Pour le droit à ne pas suffoquer

La protection de la santé au travail lors des canicules est un enjeu de santé publique et de justice sociale. Malgré des avancées, il devient urgent d’ancrer les droits dans les lois, à travers une collaboration entre les partenaires sociaux et l’État. Une contribution du syndicat SIT.


Ouvriers sur un chantier en pleine chaleur
Au delà du secteur fortement syndicalisé de la construction, les mesures contre la chaleur doivent concerner l’ensemble des salarié·es, en particulier les plus précaires.

Le monde du travail est lié à l’environnement naturel: les emplois dépendent des ressources naturelles limitées de notre planète et ils sont sensibles à la dégradation de ce même environnement, comme le sont les vagues de chaleur, précoces et intenses récemment.

Les impacts de ces dégradations sont multiples, notamment sur la productivité qui intéressera les économistes et sur les conditions de travail et la santé des travailleuses et travailleurs qui préoccupent plus spécifiquement le travail syndical, sa priorité.

Le stress thermique est l’état caractéristique d’un organisme humain qui ne parvient plus à réguler sa température interne face à une chaleur excessive, à un taux d’humidité élevé ou à un effort physique intense. Plus rapidement qu’on ne le pense, il peut se transformer en coup de chaleur dont l’issue la plus extrême est le décès, dans 25 à 30% des cas.

Il y a un enjeu majeur de santé publique et de justice sociale à se doter de politiques publiques plus incisives de protection de la santé en général et de la santé au travail en particulier, alors que refuser d’adapter structurellement le travail relève d’un choix mortifère.

Ecologie, santé et conditions de travail 

Le syndicat SIT (Syndicat interprofessionnel de travailleuses et travailleurs, Genève) se penche sur les enjeux d’écologie et de travail depuis l’émergence des mouvements climatiques en 2019. Il a tenu son 18e Congrès sur ce thème cette même année. 

Les effets des canicules (nombre de décès excédentaires, malaises et coups de chaud au travail, etc.) sont insuffisamment documentés. Ceci concourt à leur invisibilisation et n’aide pas à imposer des mesures plus fortes de protection. Les lieux de travail en extérieur (construction et agriculture notamment, mais aussi voirie, livraisons à vélo, le travail temporaire, le service en terrasse…) sont concernés, tout comme les lieux de travail intérieurs équipés de machines comme les usines, dépôts, blanchisseries, cuisines, boulangeries, pâtisseries, les bâtiments des services publics, ainsi que les bureaux insuffisamment ventilés des PME.

Les mesures genevoises

Dans l’édition nº 4 du SIT­info (juillet 2026), Thierry Horner détaille que «d’importantes avancées ont été réalisées comme [la] création, en 2024, d’une application permettant d’identifier les degrés de risque et les mesures de protection à prendre en fonction de l’activité». Actuellement, c’est l’indice WBGT (température au thermomètre mouillé), qui est utilisée. 

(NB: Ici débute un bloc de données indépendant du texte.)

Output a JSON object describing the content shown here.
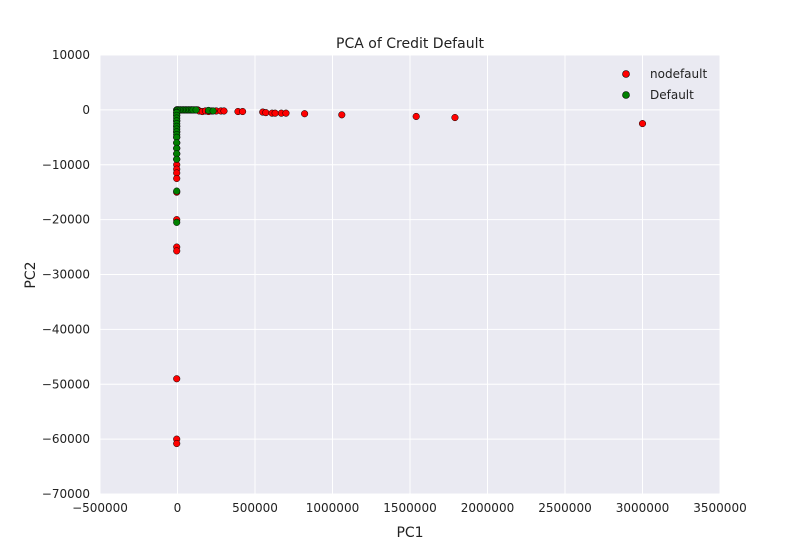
{
  "chart_data": {
    "type": "scatter",
    "title": "PCA of Credit Default",
    "xlabel": "PC1",
    "ylabel": "PC2",
    "xlim": [
      -500000,
      3500000
    ],
    "ylim": [
      -70000,
      10000
    ],
    "xticks": [
      -500000,
      0,
      500000,
      1000000,
      1500000,
      2000000,
      2500000,
      3000000,
      3500000
    ],
    "yticks": [
      10000,
      0,
      -10000,
      -20000,
      -30000,
      -40000,
      -50000,
      -60000,
      -70000
    ],
    "xtick_labels": [
      "−500000",
      "0",
      "500000",
      "1000000",
      "1500000",
      "2000000",
      "2500000",
      "3000000",
      "3500000"
    ],
    "ytick_labels": [
      "10000",
      "0",
      "−10000",
      "−20000",
      "−30000",
      "−40000",
      "−50000",
      "−60000",
      "−70000"
    ],
    "grid": true,
    "legend_position": "top-right",
    "series": [
      {
        "name": "nodefault",
        "color": "#ff0000",
        "points": [
          [
            -5000,
            0
          ],
          [
            0,
            0
          ],
          [
            5000,
            0
          ],
          [
            10000,
            0
          ],
          [
            20000,
            0
          ],
          [
            30000,
            0
          ],
          [
            40000,
            0
          ],
          [
            50000,
            0
          ],
          [
            60000,
            0
          ],
          [
            70000,
            0
          ],
          [
            80000,
            0
          ],
          [
            90000,
            0
          ],
          [
            100000,
            0
          ],
          [
            110000,
            0
          ],
          [
            120000,
            0
          ],
          [
            130000,
            0
          ],
          [
            140000,
            -200
          ],
          [
            160000,
            -300
          ],
          [
            180000,
            -200
          ],
          [
            200000,
            -300
          ],
          [
            220000,
            -200
          ],
          [
            250000,
            -200
          ],
          [
            280000,
            -200
          ],
          [
            300000,
            -200
          ],
          [
            390000,
            -300
          ],
          [
            420000,
            -300
          ],
          [
            550000,
            -400
          ],
          [
            570000,
            -500
          ],
          [
            610000,
            -600
          ],
          [
            630000,
            -600
          ],
          [
            670000,
            -600
          ],
          [
            700000,
            -600
          ],
          [
            820000,
            -700
          ],
          [
            1060000,
            -900
          ],
          [
            1540000,
            -1200
          ],
          [
            1790000,
            -1400
          ],
          [
            3000000,
            -2500
          ],
          [
            -5000,
            -500
          ],
          [
            -5000,
            -1000
          ],
          [
            -5000,
            -2000
          ],
          [
            -5000,
            -3000
          ],
          [
            -5000,
            -4000
          ],
          [
            -5000,
            -5000
          ],
          [
            -5000,
            -6000
          ],
          [
            -5000,
            -7000
          ],
          [
            -5000,
            -8000
          ],
          [
            -5000,
            -9000
          ],
          [
            -5000,
            -10000
          ],
          [
            -5000,
            -10800
          ],
          [
            -5000,
            -11500
          ],
          [
            -5000,
            -12500
          ],
          [
            -5000,
            -15000
          ],
          [
            -5000,
            -20000
          ],
          [
            -5000,
            -25000
          ],
          [
            -5000,
            -25700
          ],
          [
            -5000,
            -49000
          ],
          [
            -5000,
            -60000
          ],
          [
            -5000,
            -60800
          ]
        ]
      },
      {
        "name": "Default",
        "color": "#008000",
        "points": [
          [
            -5000,
            0
          ],
          [
            0,
            0
          ],
          [
            10000,
            0
          ],
          [
            20000,
            0
          ],
          [
            30000,
            0
          ],
          [
            40000,
            0
          ],
          [
            50000,
            0
          ],
          [
            60000,
            0
          ],
          [
            70000,
            0
          ],
          [
            80000,
            0
          ],
          [
            90000,
            0
          ],
          [
            100000,
            0
          ],
          [
            120000,
            0
          ],
          [
            200000,
            -100
          ],
          [
            230000,
            -200
          ],
          [
            -5000,
            -500
          ],
          [
            -5000,
            -1000
          ],
          [
            -5000,
            -1500
          ],
          [
            -5000,
            -2000
          ],
          [
            -5000,
            -2500
          ],
          [
            -5000,
            -3000
          ],
          [
            -5000,
            -3500
          ],
          [
            -5000,
            -4000
          ],
          [
            -5000,
            -4500
          ],
          [
            -5000,
            -5000
          ],
          [
            -5000,
            -6000
          ],
          [
            -5000,
            -7000
          ],
          [
            -5000,
            -8000
          ],
          [
            -5000,
            -9000
          ],
          [
            -5000,
            -14800
          ],
          [
            -5000,
            -20500
          ]
        ]
      }
    ]
  }
}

Le 23 juin dernier, l’arrêt de toute activité extérieure quotidienne à partir de 13h et jusqu’à la fin de l’épisode caniculaire est ordonnée. Une décision saluée par les syndicats mais qui ne résout pas la question du rattrapage des heures perdues. À ce propos, les syndicats revendiquent la création de fonds intempéries canicule financés par l’État et les employeurs.

Ancrer la protection dans les lois

La protection légale demeure très insuffisante, par manque de courage politique et de moyens de contrôle: un article de la Loi sur le travail qui énonce la responsabilité de l’employeur de fournir des conditions de travail adéquates en termes de santé et de sécurité au travail. Il y a un enjeu politique à inscrire dans les lois des seuils pour ordonner les arrêts de travail, sous peine de lourdes sanctions et le droit à être rémunéré à 100% dans ces cas. Et donc à constituer des fonds qui couvrent ces indemnités.

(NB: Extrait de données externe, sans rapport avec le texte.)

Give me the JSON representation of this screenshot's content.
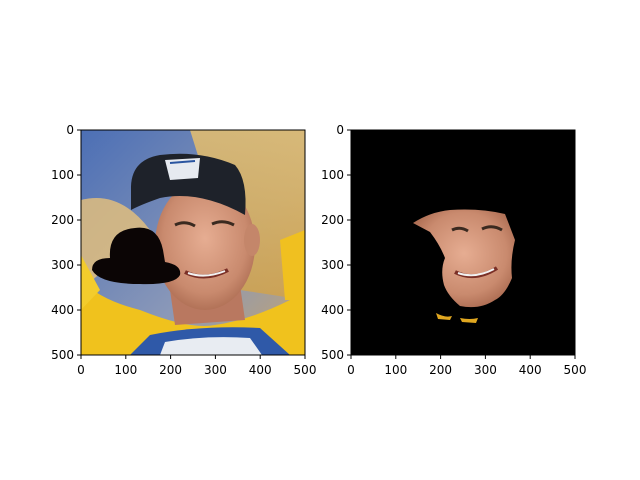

Et ces mesures doivent couvrir l’ensemble des secteurs, pas seulement le secteur de la construction, secteur mobilisé et à forte syndicalisation et concerner également les salarié·es les plus précaires et moins organisés par égalité de traitement.

Justice sociale 

Le dérèglement climatique agit comme un puissant multiplicateur d’inégalités et la protection de salarié·es devient un enjeu incontournable pour une transition socialement juste et pour le travail syndical, notamment par l’amélioration des lois, règlements, conventions collectives de travail (CCT) ou contrats types de travail (CTT). 

Enfin, les mobilisations syndicales doivent converger avec l’ensemble des mouvements sociaux et environnementaux pour créer un front commun, offensif, afin d’imposer une véritable justice climatique et sociale qui passe aussi par une adaptation plus globale du travail salarié.